Esse aumento no orçamento só foi possível graças aos cortes nas áreas com maior impacto social. A saúde, por exemplo, perdeu R$ 500 milhões. Infraestrutura e educação perderam R$ 380 e R$ 280 milhões, respectivamente. Com isso, programas como o Farmácia Popular, Minha Casa, Minha Vida, investimentos em pesquisa e obras de saneamento básico ficam ainda mais em risco.

O pedido de orçamento do Governo para o fundo eleitoral foi de R$ 2 bilhões. O Congresso solicitou quase o dobro, com a justificativa de aumento no número de candidatos nas próximas eleições e do fim das grandes dotações advindas do setor privado. Os valores solicitados, por sua vez, serão usados nas eleições locais, em que candidatos estaduais e municipais vão usar dinheiro da educação, da infraestrutura e da saúde para prometer melhorar, ironicamente, a educação, a saúde e a infraestrutura, caso sejam eleitos.

PP, MDB, PTB, PT, PSL, PL, PSD, PSB, PSDB, PDT, DEM, Republicanos e Solidariedade apoiaram a medida.

Podemos, Cidadania, PSOL e Novo, foram contra.

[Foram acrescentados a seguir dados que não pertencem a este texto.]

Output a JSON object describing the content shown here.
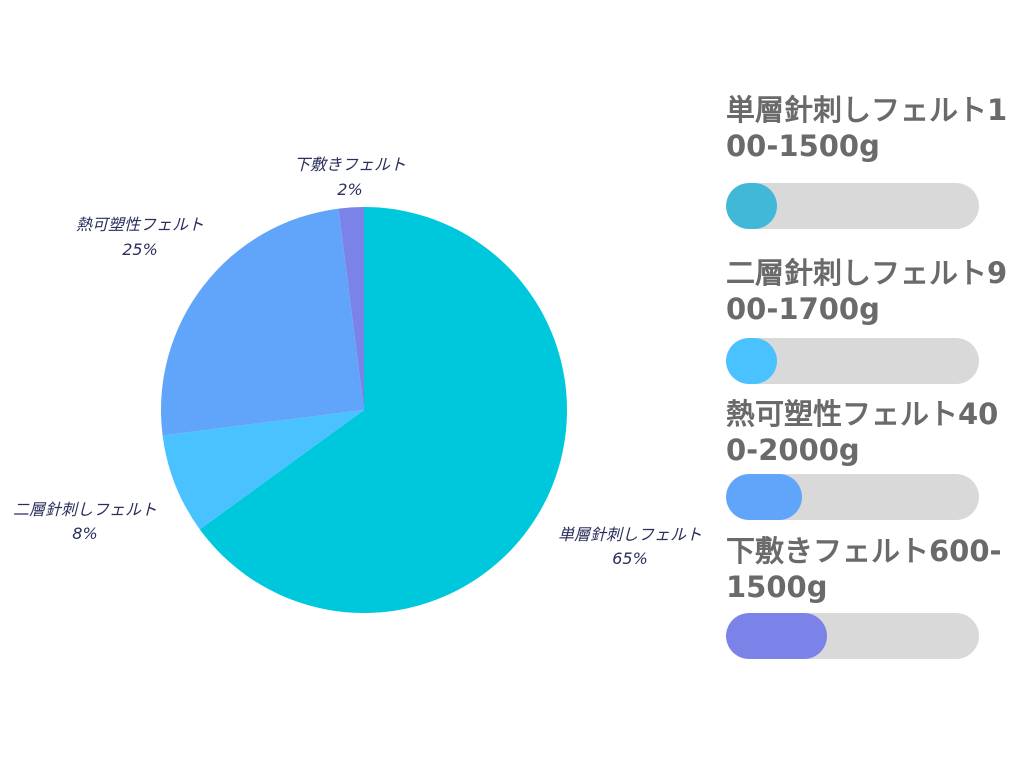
{
  "chart_data": [
    {
      "type": "pie",
      "series": [
        {
          "label": "単層針刺しフェルト",
          "percent_label": "65%",
          "value": 65,
          "color": "#00c8dc"
        },
        {
          "label": "二層針刺しフェルト",
          "percent_label": "8%",
          "value": 8,
          "color": "#4ac2ff"
        },
        {
          "label": "熱可塑性フェルト",
          "percent_label": "25%",
          "value": 25,
          "color": "#61a5fb"
        },
        {
          "label": "下敷きフェルト",
          "percent_label": "2%",
          "value": 2,
          "color": "#7b82e8"
        }
      ]
    },
    {
      "type": "bar",
      "orientation": "horizontal",
      "categories": [
        "単層針刺しフェルト100-1500g",
        "二層針刺しフェルト900-1700g",
        "熱可塑性フェルト400-2000g",
        "下敷きフェルト600-1500g"
      ],
      "values": [
        0.2,
        0.2,
        0.3,
        0.4
      ],
      "colors": [
        "#41b8d8",
        "#4ac2ff",
        "#61a5fb",
        "#7b82e8"
      ],
      "track_color": "#d9d9d9"
    }
  ]
}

O novo orçamento ainda irá para votação. Após o procedimento, seguirá para análise do Congresso, prevista para 17 de dezembro.

Para o presidente da CNPL Carlos Alberto Schmitt de Azevedo, atitudes como essa só mostram a realidade de que, para o Congresso Nacional, mais vale um processo eleitoral que os direitos básicos da população. “As Casas que deveriam pensar no coletivo estão cada vez mais egoístas. Em qualquer lugar do mundo, saúde, educação e infraestrutura são prioridades dos governantes, exceto no Brasil.”